Monday, September 15, 2008

Charles Maxwell and the Speed of the Change

Just as I was getting settled back into the office last week, John ran in with this article and asked me what I thought about it.

It's an interview with energy-focused investment analyst Charles Maxwell.

John loved it. Maxwell is John's kind of guy. An energy contrarian. A former oil man that was laughed out of his smoke filled Wall St. boardroom when he predicted, four years ago, that oil prices were about to start soaring.

He's concerned about energy independence. He sees a future in which electricity powers transportation. He sees big potential in nuclear power, but he's refreshingly unemotional about the political barriers the nuclear industry faces. And, somewhat unusually among his treehugger-averse peers, he doesn't shudder at the mention of the word "conservation."

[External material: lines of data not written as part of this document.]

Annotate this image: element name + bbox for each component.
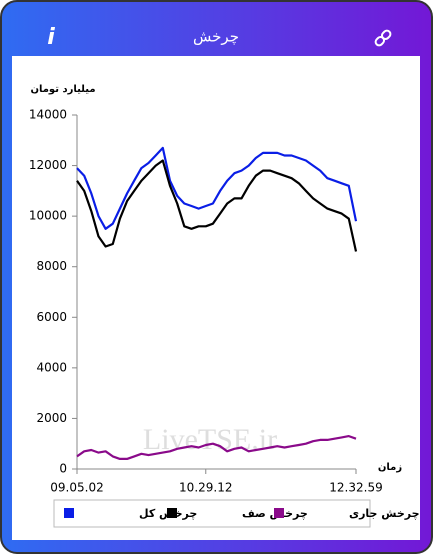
series-line — [76, 435, 357, 460]
series-line — [76, 146, 358, 230]
legend-swatch — [64, 508, 74, 518]
y-axis-label: میلیارد تومان — [30, 84, 95, 95]
y-tick-label: 0 — [59, 462, 67, 476]
legend-box — [53, 499, 371, 528]
y-tick-label: 6000 — [36, 310, 67, 324]
legend-label: چرخش جاری — [349, 507, 420, 520]
x-tick-label: 12.32.59 — [329, 481, 382, 495]
series-line — [76, 159, 358, 252]
panel — [12, 56, 420, 540]
page-title: چرخش — [193, 28, 239, 46]
y-tick-label: 2000 — [36, 411, 67, 425]
legend-swatch — [167, 508, 177, 518]
link-button[interactable] — [374, 29, 392, 47]
info-button[interactable]: i — [47, 25, 55, 50]
y-tick-label: 14000 — [29, 108, 67, 122]
watermark: LiveTSE.ir — [143, 423, 277, 456]
y-tick-label: 10000 — [29, 209, 67, 223]
y-tick-label: 4000 — [36, 360, 67, 374]
y-tick-label: 12000 — [29, 158, 67, 172]
x-tick-label: 09.05.02 — [50, 481, 103, 495]
y-tick-label: 8000 — [36, 259, 67, 273]
legend-swatch — [274, 508, 284, 518]
x-tick-label: 10.29.12 — [179, 481, 232, 495]
x-axis-label: زمان — [378, 462, 402, 473]
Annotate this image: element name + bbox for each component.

After reading the article, I think I like him too. I get the sense that he's a capitalist first and a human being concerned about the well being of our planet and its inhabitants second, and that worries me a little bit, but maybe I'm just reacting to his unapologetically long position on tar sands exploration. Regardless, however, he strikes me as pragmatic thinker with a significantly longer term focus than most energy people, and I appreciate that.

I also appreciate, more specifically, his answer to a question asking him what concerns him most about a future that includes extremely expensive oil (USD 250-300/barrel):

People are going to be asked to change much faster than they are willing to.

I think that's worth keeping in mind. We're probably not going to find enough silver bullets to make the transition away from oil painless, and we shouldn't forget that.

Hopefully, as a global society, we'll rise to the occasion. Hopefully we'll feel the pain and learn from it. Hopefully we won't get angry and violent and dishonest. Hopefully we'll think and build and innovate and change.

It's not going to be easy, but acknowledging its difficulty has to be a step in the right direction.